As a boy, I was served my mother’s meatloaf too many
times to count. The challenge with that particular fare from yesteryear were
the onions therein. They were not sufficiently sweated, soft, and sweet. My
meatloaf phobia was thus ingrained at a tender age. Things that go crunch in
the night were to be avoided at all costs. I could only abide a smoother than
smooth meatloaf—and the same could be said of meatballs.
My maternal grandmother—an accomplished cook on many fronts—made meatloaf every now and then. While her signature dish—meat pie—was chock full of onions, they were caramelized and succulent. But not so with the meatloaf, which also included crunchy red and green peppers—multiple horrors in one frightful dish.
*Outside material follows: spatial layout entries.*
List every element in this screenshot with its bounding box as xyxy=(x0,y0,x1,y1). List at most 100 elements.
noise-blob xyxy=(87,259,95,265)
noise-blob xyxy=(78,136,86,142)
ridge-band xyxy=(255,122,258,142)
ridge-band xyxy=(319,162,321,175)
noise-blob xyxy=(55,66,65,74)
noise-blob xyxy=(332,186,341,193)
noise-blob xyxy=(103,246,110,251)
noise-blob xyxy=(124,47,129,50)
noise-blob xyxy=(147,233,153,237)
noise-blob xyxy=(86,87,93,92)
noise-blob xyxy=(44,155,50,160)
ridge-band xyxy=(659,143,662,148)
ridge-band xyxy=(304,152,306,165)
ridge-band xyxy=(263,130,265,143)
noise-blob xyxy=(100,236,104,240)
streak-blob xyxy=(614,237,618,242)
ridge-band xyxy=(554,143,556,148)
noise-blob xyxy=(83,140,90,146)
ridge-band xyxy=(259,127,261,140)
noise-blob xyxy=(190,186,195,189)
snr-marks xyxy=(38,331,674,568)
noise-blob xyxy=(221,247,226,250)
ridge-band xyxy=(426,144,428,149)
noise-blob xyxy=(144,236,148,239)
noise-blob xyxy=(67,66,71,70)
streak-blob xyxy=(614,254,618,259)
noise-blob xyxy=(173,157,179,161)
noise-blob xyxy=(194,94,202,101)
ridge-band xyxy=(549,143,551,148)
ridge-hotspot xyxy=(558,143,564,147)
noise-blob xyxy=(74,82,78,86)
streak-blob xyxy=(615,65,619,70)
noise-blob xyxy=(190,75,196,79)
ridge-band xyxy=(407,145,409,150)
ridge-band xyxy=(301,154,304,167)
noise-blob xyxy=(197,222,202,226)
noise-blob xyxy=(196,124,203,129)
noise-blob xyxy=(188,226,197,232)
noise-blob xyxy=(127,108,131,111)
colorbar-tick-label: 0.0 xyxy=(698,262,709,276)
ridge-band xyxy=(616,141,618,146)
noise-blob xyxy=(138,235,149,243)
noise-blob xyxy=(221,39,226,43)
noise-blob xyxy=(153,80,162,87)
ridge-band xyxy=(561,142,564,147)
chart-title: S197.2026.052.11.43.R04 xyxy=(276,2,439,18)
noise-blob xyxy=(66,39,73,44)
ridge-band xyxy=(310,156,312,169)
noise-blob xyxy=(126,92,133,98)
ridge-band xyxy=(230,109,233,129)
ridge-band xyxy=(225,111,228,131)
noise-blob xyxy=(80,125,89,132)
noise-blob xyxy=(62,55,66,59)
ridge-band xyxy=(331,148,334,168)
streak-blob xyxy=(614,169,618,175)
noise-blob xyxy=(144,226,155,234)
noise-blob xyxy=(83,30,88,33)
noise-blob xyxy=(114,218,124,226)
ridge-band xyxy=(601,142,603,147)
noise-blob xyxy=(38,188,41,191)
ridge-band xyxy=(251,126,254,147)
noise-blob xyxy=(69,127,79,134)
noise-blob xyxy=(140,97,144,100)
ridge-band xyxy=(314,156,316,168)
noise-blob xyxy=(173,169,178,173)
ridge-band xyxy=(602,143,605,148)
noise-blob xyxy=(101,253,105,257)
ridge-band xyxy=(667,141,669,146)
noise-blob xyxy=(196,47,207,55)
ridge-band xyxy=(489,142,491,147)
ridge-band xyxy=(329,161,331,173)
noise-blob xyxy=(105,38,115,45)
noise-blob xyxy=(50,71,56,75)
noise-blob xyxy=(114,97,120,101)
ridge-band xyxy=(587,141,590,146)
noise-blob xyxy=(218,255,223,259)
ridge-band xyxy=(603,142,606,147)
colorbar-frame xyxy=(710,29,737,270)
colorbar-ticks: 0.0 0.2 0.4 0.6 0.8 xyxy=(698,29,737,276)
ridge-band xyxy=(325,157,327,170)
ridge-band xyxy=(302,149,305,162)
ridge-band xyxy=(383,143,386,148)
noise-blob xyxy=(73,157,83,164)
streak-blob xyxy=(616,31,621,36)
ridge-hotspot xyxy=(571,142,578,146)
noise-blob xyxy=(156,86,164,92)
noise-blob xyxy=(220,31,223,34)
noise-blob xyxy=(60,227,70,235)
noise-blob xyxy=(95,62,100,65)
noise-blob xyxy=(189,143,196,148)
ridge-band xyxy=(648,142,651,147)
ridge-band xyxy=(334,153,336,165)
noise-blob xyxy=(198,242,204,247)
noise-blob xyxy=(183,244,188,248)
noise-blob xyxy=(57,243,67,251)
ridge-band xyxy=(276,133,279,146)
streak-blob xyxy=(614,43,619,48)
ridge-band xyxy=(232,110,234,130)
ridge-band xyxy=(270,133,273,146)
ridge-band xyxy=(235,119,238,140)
During our summertime visits to Bangor, Pennsylvania, my brothers and I often dined on my grandparents’ back porch. One meatloaf night, my father sensed treachery afoot. His boys would be dining outside downwind of the trash cans on the side of the house. Disposing of the meatloaf without a trace would therefore be a piece of cake. I don’t recall that dinner’s precise denouement, but I suppose we were thwarted and compelled to pick apart the meatloaf, removing the onions and peppers one by one by one. Trust me: That kind of thing gets tiresome real fast, and you go to bed hungry as well.
An aunt of mine also made a meatloaf that was more or less edible. The onions were highly visible but adequately melted. Her secret meatloaf ingredients were oatmeal and a unique spice that I only remember tasting in that meatloaf. The final product, though, had a rather odd consistency. While it was appetizing enough, you could—if so desired—eat the meatloaf with a straw. It would have made a great baby food.
Interestingly, I sampled a fast-food joint’s
meatloaf—Boston Market—not too long ago. It was sufficiently smooth for my
tastes and covered in an appealing barbecue glaze. No crunchies to speak of and
flavorsome, but—in the end—everything from Boston Market leaves my stomach
feeling sour. It comes with age, I guess. All those wonderful take-out
restaurants that I loved so much as a kid just don’t cut the mustard anymore.
One final note on the meatloaf phenomenon. Wherever you encounter it, a surprise awaits. It’s uncharted territory—always: No two meatloafs are the same. This can also be said of chili. My mother and grandmother also made chili with the same gastronomic roadblocks for me: crunchy onions and peppers. Two of my favorite TV detectives were chili aficionados: Lieutenant Columbo and Chief Ironside, with the latter’s unusual kitchen stocked with cans of the stuff. 1960s canned chili…yum. Columbo, meanwhile, repeatedly ordered the stuff in greasy spoons while out and about. I have studiously avoided going down the chili path for the same reason I shouldn’t have ordered the “Meatloaf Special” at the diner. With one notable exception: I have tried Wendy’s chili, which is surprisingly tasty. But, just like the Boston Market meatloaf aftershock, the chili's fast-food finish leaves a lot to be desired. Life lessons learned, forgotten, and learned again.